At this point it is impossible to divine Beijing’s democratic intentions, whether it will slow down or even speed up this timetable. It has got away with its rollback policy without sizeable street protests or that much outside concern. If no one outside, not London nor Washington nor Asia’s democracies, has the spine for a real fight over the pace of democracy in Hong Kong then it is perhaps understandable that the ex-colony’s democracy activists feel they’ve had the wind taken out of their sails.
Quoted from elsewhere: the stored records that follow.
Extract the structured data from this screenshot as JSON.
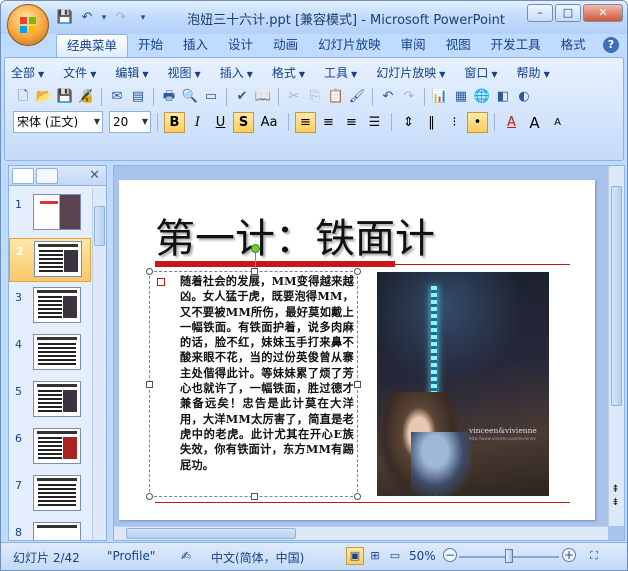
{
  "window": {
    "title": "泡妞三十六计.ppt [兼容模式] - Microsoft PowerPoint",
    "controls": [
      "–",
      "□",
      "✕"
    ]
  },
  "qat": {
    "save": "💾",
    "undo": "↶",
    "undo_dd": "▾",
    "redo": "↷",
    "more": "▾"
  },
  "ribbon_tabs": [
    "经典菜单",
    "开始",
    "插入",
    "设计",
    "动画",
    "幻灯片放映",
    "审阅",
    "视图",
    "开发工具",
    "格式"
  ],
  "help": "?",
  "menubar": [
    "全部",
    "文件",
    "编辑",
    "视图",
    "插入",
    "格式",
    "工具",
    "幻灯片放映",
    "窗口",
    "帮助"
  ],
  "toolbar": {
    "font_name": "宋体 (正文)",
    "font_size": "20",
    "bold": "B",
    "italic": "I",
    "underline": "U",
    "shadow": "S",
    "change_case": "Aa",
    "grow_font": "A",
    "shrink_font": "A"
  },
  "left_pane": {
    "close": "✕",
    "slide_numbers": [
      "1",
      "2",
      "3",
      "4",
      "5",
      "6",
      "7",
      "8"
    ],
    "selected_index": 2
  },
  "slide": {
    "title": "第一计：铁面计",
    "body": "随着社会的发展，MM变得越来越凶。女人猛于虎，既要泡得MM，又不要被MM所伤，最好莫如戴上一幅铁面。有铁面护着，说多肉麻的话，脸不红，妹妹玉手打来鼻不酸来眼不花，当的过份英俊曾从寨主处偕得此计。等妹妹累了烦了芳心也就许了，一幅铁面，胜过德才兼备远矣！忠告是此计莫在大洋用，大洋MM太厉害了，简直是老虎中的老虎。此计尤其在开心E族失效，你有铁面计，东方MM有踢屁功。",
    "photo_caption": "vinceen&vivienne",
    "photo_subcaption": "http://www.vinceen.com/vivienne"
  },
  "statusbar": {
    "slide_info": "幻灯片 2/42",
    "theme": "\"Profile\"",
    "language": "中文(简体，中国)",
    "zoom": "50%",
    "zoom_level_percent": 50
  },
  "colors": {
    "accent_red": "#c41919",
    "ribbon_blue": "#bfdbff",
    "selection_gold": "#f9c86a"
  }
}
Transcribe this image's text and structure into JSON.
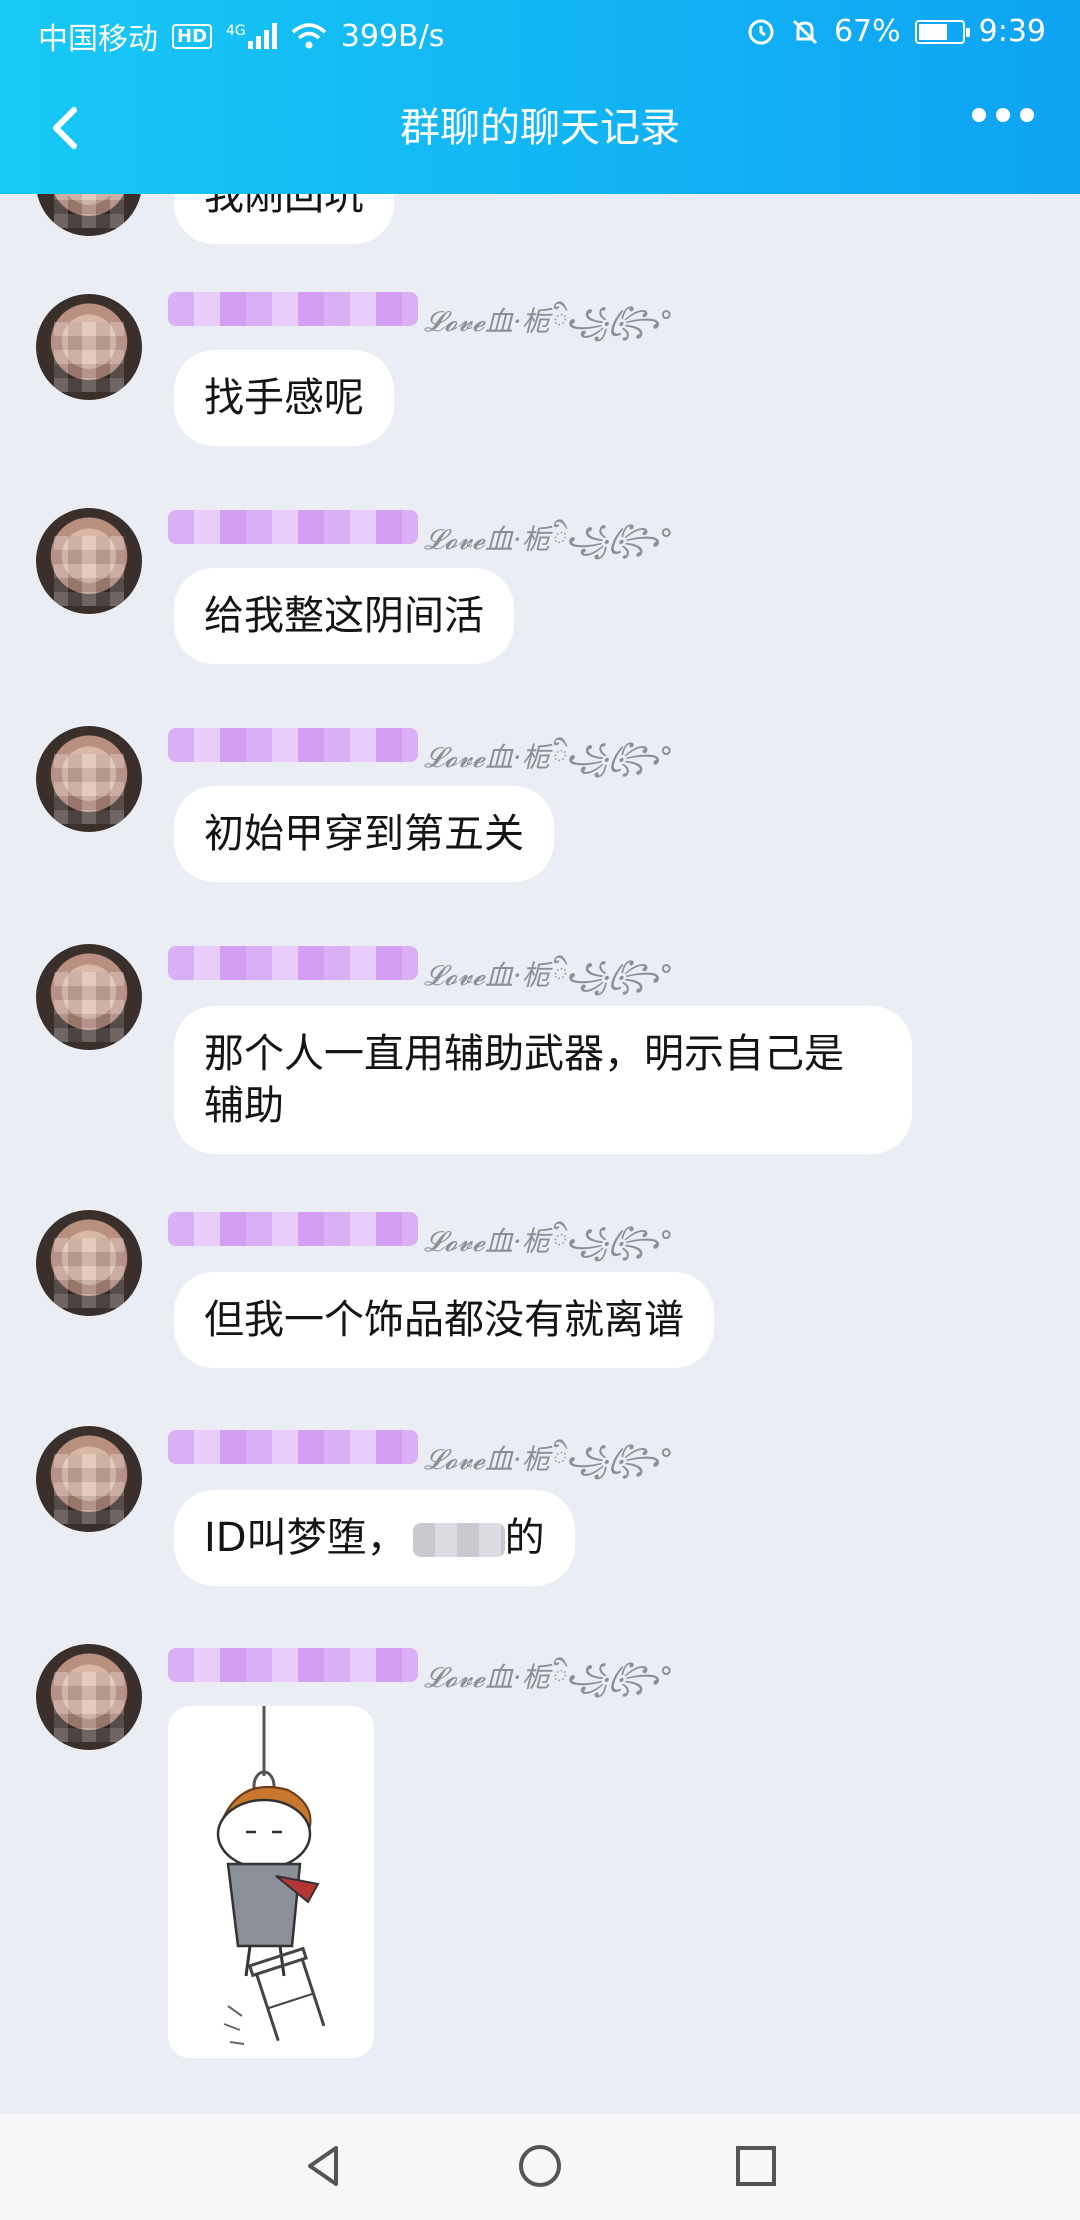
{
  "status_bar": {
    "carrier": "中国移动",
    "network": "HD",
    "generation": "4G",
    "speed": "399B/s",
    "battery": "67%",
    "battery_level": 0.67,
    "time": "9:39"
  },
  "header": {
    "title": "群聊的聊天记录",
    "back_icon": "chevron-left-icon",
    "more_icon": "more-dots-icon"
  },
  "chat": {
    "partial_text": "我刚回坑",
    "nickname_suffix": "𝓛𝓸𝓿𝓮血·栀ི꧁꧂ꦿ°",
    "messages": [
      {
        "text": "找手感呢"
      },
      {
        "text": "给我整这阴间活"
      },
      {
        "text": "初始甲穿到第五关"
      },
      {
        "text": "那个人一直用辅助武器，明示自己是辅助"
      },
      {
        "text": "但我一个饰品都没有就离谱"
      },
      {
        "text_before": "ID叫梦堕，",
        "text_after": "的"
      },
      {
        "type": "sticker",
        "description_icon": "hanging-sticker-image"
      }
    ]
  },
  "system_nav": {
    "back": "triangle-back-icon",
    "home": "circle-home-icon",
    "recents": "square-recents-icon"
  },
  "colors": {
    "header_gradient_start": "#17c8f5",
    "header_gradient_end": "#0ea3f3",
    "chat_background": "#eaedf4",
    "bubble": "#ffffff"
  }
}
Beijing, to boot, has been rather clever. It has not visibly intervened in Hong Kong’s affairs. The press is still free. Nothing has been shut down; no editors summarily fired. The bill of rights remains in force. The rule of law, an essential ingredient in Hong Kong’s economic success, has not been tampered with. Corruption of the kind where the sons and daughters of the Chinese communist hierarchy would get inside deals in Hong Kong, a much feared scenario, has not come to pass. Only the move to protect some Chinese state bodies from Hong Kong laws–such as exempting the Xinhua press agency from a civil case on privacy–has provided grist for the repression mill, and that’s not much given Beijing’s long-standing policy of quarantining Hong Kong’s liberalism from infecting mainland institutions. Beijing has always feared Hong Kong might become a wooden horse.
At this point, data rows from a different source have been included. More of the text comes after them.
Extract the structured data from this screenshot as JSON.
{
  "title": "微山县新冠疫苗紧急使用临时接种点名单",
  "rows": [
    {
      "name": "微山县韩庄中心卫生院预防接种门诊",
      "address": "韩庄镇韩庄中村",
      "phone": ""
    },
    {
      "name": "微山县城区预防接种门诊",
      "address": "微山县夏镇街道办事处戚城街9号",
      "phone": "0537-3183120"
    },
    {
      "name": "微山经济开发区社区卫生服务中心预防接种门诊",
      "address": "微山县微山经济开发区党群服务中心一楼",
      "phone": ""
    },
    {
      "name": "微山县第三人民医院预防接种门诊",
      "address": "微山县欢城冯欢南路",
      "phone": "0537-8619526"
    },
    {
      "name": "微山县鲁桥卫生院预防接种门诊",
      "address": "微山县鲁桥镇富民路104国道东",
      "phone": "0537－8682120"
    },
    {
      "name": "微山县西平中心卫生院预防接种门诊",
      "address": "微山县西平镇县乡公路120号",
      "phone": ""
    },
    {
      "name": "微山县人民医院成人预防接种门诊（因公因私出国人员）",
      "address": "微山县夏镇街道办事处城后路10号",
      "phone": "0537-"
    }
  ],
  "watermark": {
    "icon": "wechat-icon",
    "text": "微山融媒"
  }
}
On balance, it seems Beijing has made its peace with its own slogan, demanding as it is, “one country, two systems”. Certainly, the present attitude seems light years away from the antagonism of the late Deng Xiaoping, China’s paramount leader who told his negociators “watch the British, lest they abscond with the capital”. Not only have the Chinese found the British had not stolen the family silver, they had in fact bequeathed a territory that was in full running order–the world’s third most important financial centre, the world’s biggest container port and the generator of 60-80% of the foreign capital that enters China, not to mention a level of educational achievement and social well-being that compares favourably with western Europe.

Moreover, long-term self-interest dictates Beijing’s solicitous behaviour. Beyond Hong Kong is Taiwan, the ultimate reunification quest. Now China can tell Taiwan that it has nothing to fear–even a fully developed democracy could be absorbed respectfully and peacefully.

All this suggests that the powers-that-be in Communist China feel relaxed about being relaxed. Which is maybe why, once this election is over, if the democrats push for Hong Kong to be as democratic as Taiwan, sooner rather than later, they could surprise themselves and find the door pushes open.